Public spending on security details for British MPs has soared since the murder of Labour politician Jo Cox, expense claims have revealed. Cox was shot and stabbed to death by Thomas Mair in June 2016 as she left her constituency office in West Yorkshire.
New figures have shown that claims for security have increased from £160,000 ($210,800) to £2.5 million ($3.3 million) – a 15-fold increase – since the murder.
Independent Parliamentary Standards Authority (Ipsa) has released the newest spending claims for 2016-17, which reveal the staggering rise.
“Following the tragic events of June 2016, there was a big increase in the total expenditure on security, rising to £2.5 million ($3.3 million) during this year,” Ipsa Chair Ruth Evans said.
“It is important that we take the security of MPs, and that of their families and their staff, very seriously.”
MPs are entitled to buy or lease security equipment such as alarm systems, CCTV and personal alarms. Ipsa is advised by police on appropriate measures. In June, MPs revealed how they were shoved and threatened while out campaigning as violence towards MPs appears to have increased.
Veteran Tory MP Nigel Evans said he had been “pushed” and called a “child murderer” during a visit in his Ribble Valley constituency. Johnny Mercer, an MP and war veteran said a man accosted his wife as they were out canvassing in a rant “full of rage and hate.”
Others, especially women, have described their fear after campaigns of online trolling. Walthamstow MP Stella Creasy has been threatened with rape and physical attack over social media.
Peter Nunn, 33, from Bristol, was jailed for re-tweets branding Creasy a “witch” and threatening her with sexual violence, after she campaigned to have the novelist Jane Austen immortalized on the new £10 note.

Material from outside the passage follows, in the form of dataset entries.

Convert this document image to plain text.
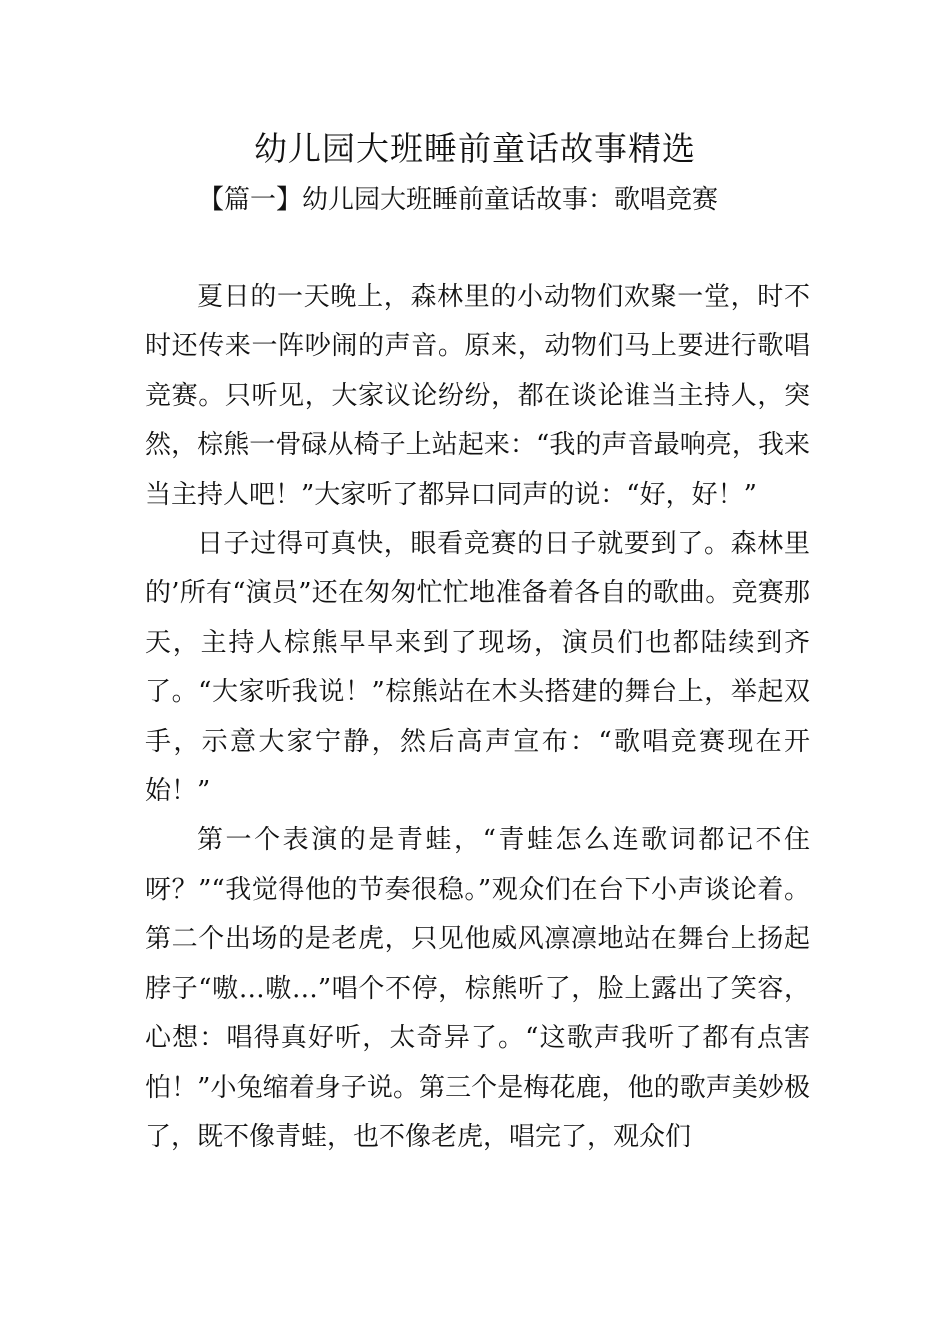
幼儿园大班睡前童话故事精选
【篇一】幼儿园大班睡前童话故事：歌唱竞赛

夏日的一天晚上，森林里的小动物们欢聚一堂，时不时还传来一阵吵闹的声音。原来，动物们马上要进行歌唱竞赛。只听见，大家议论纷纷，都在谈论谁当主持人，突然，棕熊一骨碌从椅子上站起来：“我的声音最响亮，我来当主持人吧！”大家听了都异口同声的说：“好，好！”

日子过得可真快，眼看竞赛的日子就要到了。森林里的’所有“演员”还在匆匆忙忙地准备着各自的歌曲。竞赛那天，主持人棕熊早早来到了现场，演员们也都陆续到齐了。“大家听我说！”棕熊站在木头搭建的舞台上，举起双手，示意大家宁静，然后高声宣布：“歌唱竞赛现在开始！”

第一个表演的是青蛙，“青蛙怎么连歌词都记不住呀？”“我觉得他的节奏很稳。”观众们在台下小声谈论着。第二个出场的是老虎，只见他威风凛凛地站在舞台上扬起脖子“嗷…嗷…”唱个不停，棕熊听了，脸上露出了笑容，心想：唱得真好听，太奇异了。“这歌声我听了都有点害怕！”小兔缩着身子说。第三个是梅花鹿，他的歌声美妙极了，既不像青蛙，也不像老虎，唱完了，观众们
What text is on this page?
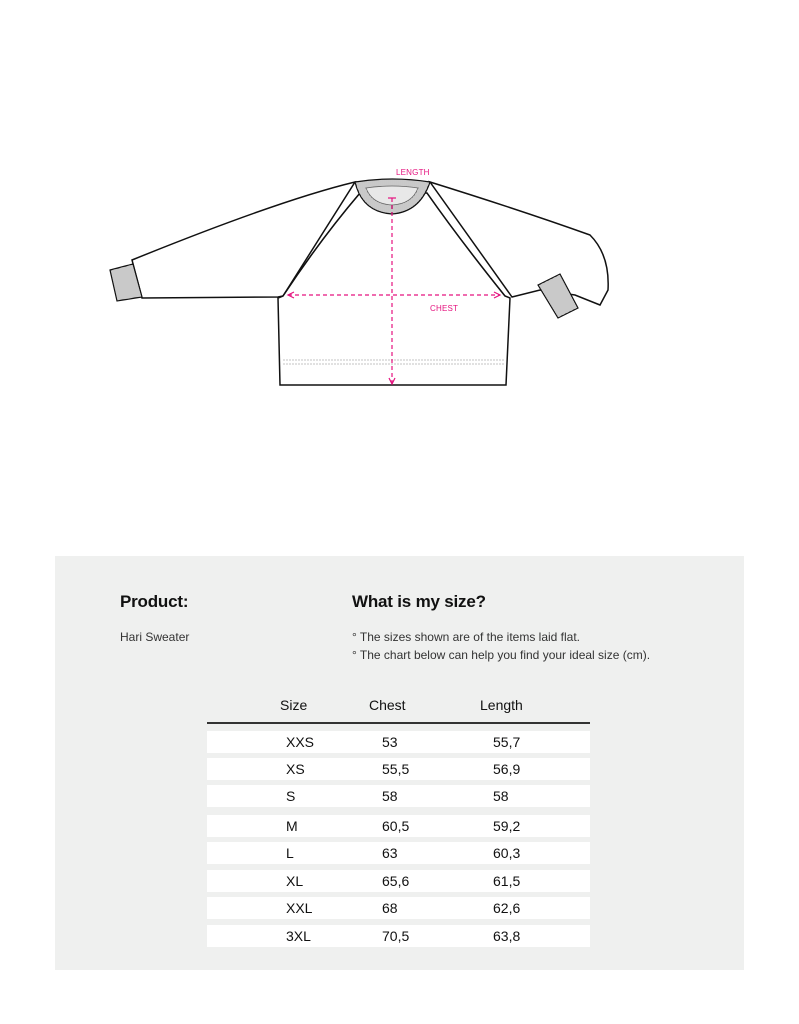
LENGTH
CHEST
Product:
Hari Sweater
What is my size?
° The sizes shown are of the items laid flat.
° The chart below can help you find your ideal size (cm).
Size	Chest	Length
XXS	53	55,7
XS	55,5	56,9
S	58	58
M	60,5	59,2
L	63	60,3
XL	65,6	61,5
XXL	68	62,6
3XL	70,5	63,8
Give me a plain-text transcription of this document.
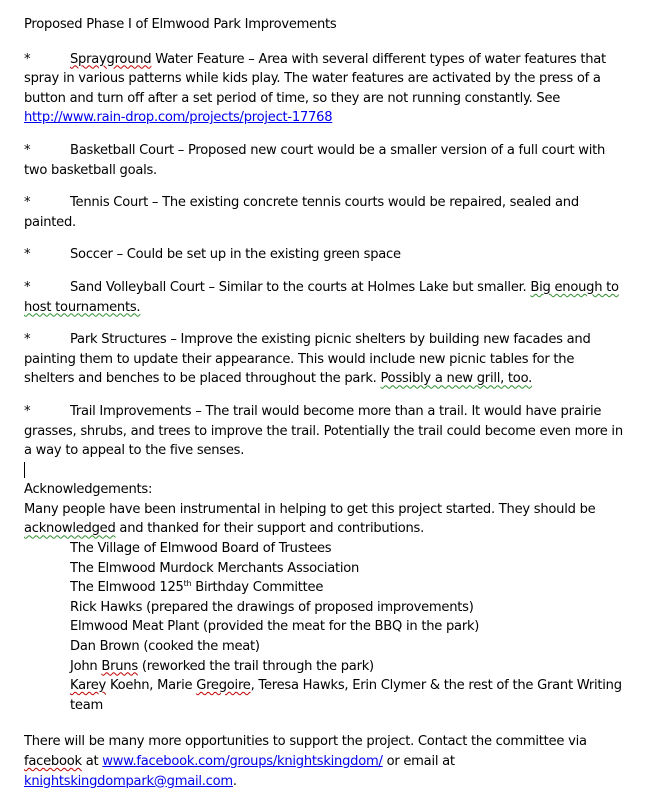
Proposed Phase I of Elmwood Park Improvements

*	Sprayground Water Feature – Area with several different types of water features that spray in various patterns while kids play. The water features are activated by the press of a button and turn off after a set period of time, so they are not running constantly. See http://www.rain-drop.com/projects/project-17768

*	Basketball Court – Proposed new court would be a smaller version of a full court with two basketball goals.

*	Tennis Court – The existing concrete tennis courts would be repaired, sealed and painted.

*	Soccer – Could be set up in the existing green space

*	Sand Volleyball Court – Similar to the courts at Holmes Lake but smaller. Big enough to host tournaments.

*	Park Structures – Improve the existing picnic shelters by building new facades and painting them to update their appearance. This would include new picnic tables for the shelters and benches to be placed throughout the park. Possibly a new grill, too.

*	Trail Improvements – The trail would become more than a trail. It would have prairie grasses, shrubs, and trees to improve the trail. Potentially the trail could become even more in a way to appeal to the five senses.

Acknowledgements:
Many people have been instrumental in helping to get this project started. They should be acknowledged and thanked for their support and contributions.
The Village of Elmwood Board of Trustees
The Elmwood Murdock Merchants Association
The Elmwood 125th Birthday Committee
Rick Hawks (prepared the drawings of proposed improvements)
Elmwood Meat Plant (provided the meat for the BBQ in the park)
Dan Brown (cooked the meat)
John Bruns (reworked the trail through the park)
Karey Koehn, Marie Gregoire, Teresa Hawks, Erin Clymer & the rest of the Grant Writing team

There will be many more opportunities to support the project. Contact the committee via facebook at www.facebook.com/groups/knightskingdom/ or email at knightskingdompark@gmail.com.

More than half of Britain’s female MPs said they have been threatened with violence.
Some threats have been carried out. MP Stephen Timms was knifed in the stomach in his East Ham constituency in May 2010. Radicalized student Roshonara Choudhry told police she wanted to kill the former government minister for supporting the Iraq war. The 21-year old was fortunately restrained by the MP’s assistant before she could kill him.
Security is not the only expense to have ballooned. Claims for travel, accommodation and meals rose last year to £13 million ($17.1 million). For 650 MPs, the travel and subsistence bill was for £5.3 million ($7 million), while £7.7 million ($10.1 million) went towards accommodation.
Meanwhile, the cost of running MPs’ offices fell from £113.6 million ($150 million) to £109.9 million ($145 million).
The 2009 expenses scandal exposed ludicrous levels of spending and frivolous claims by MPs, leading to prosecutions and attempts to clean up the system. Second homes, employing relatives, kitchen refurbishments, and even the cost of building a house for an MP’s ducks were charged to the public account.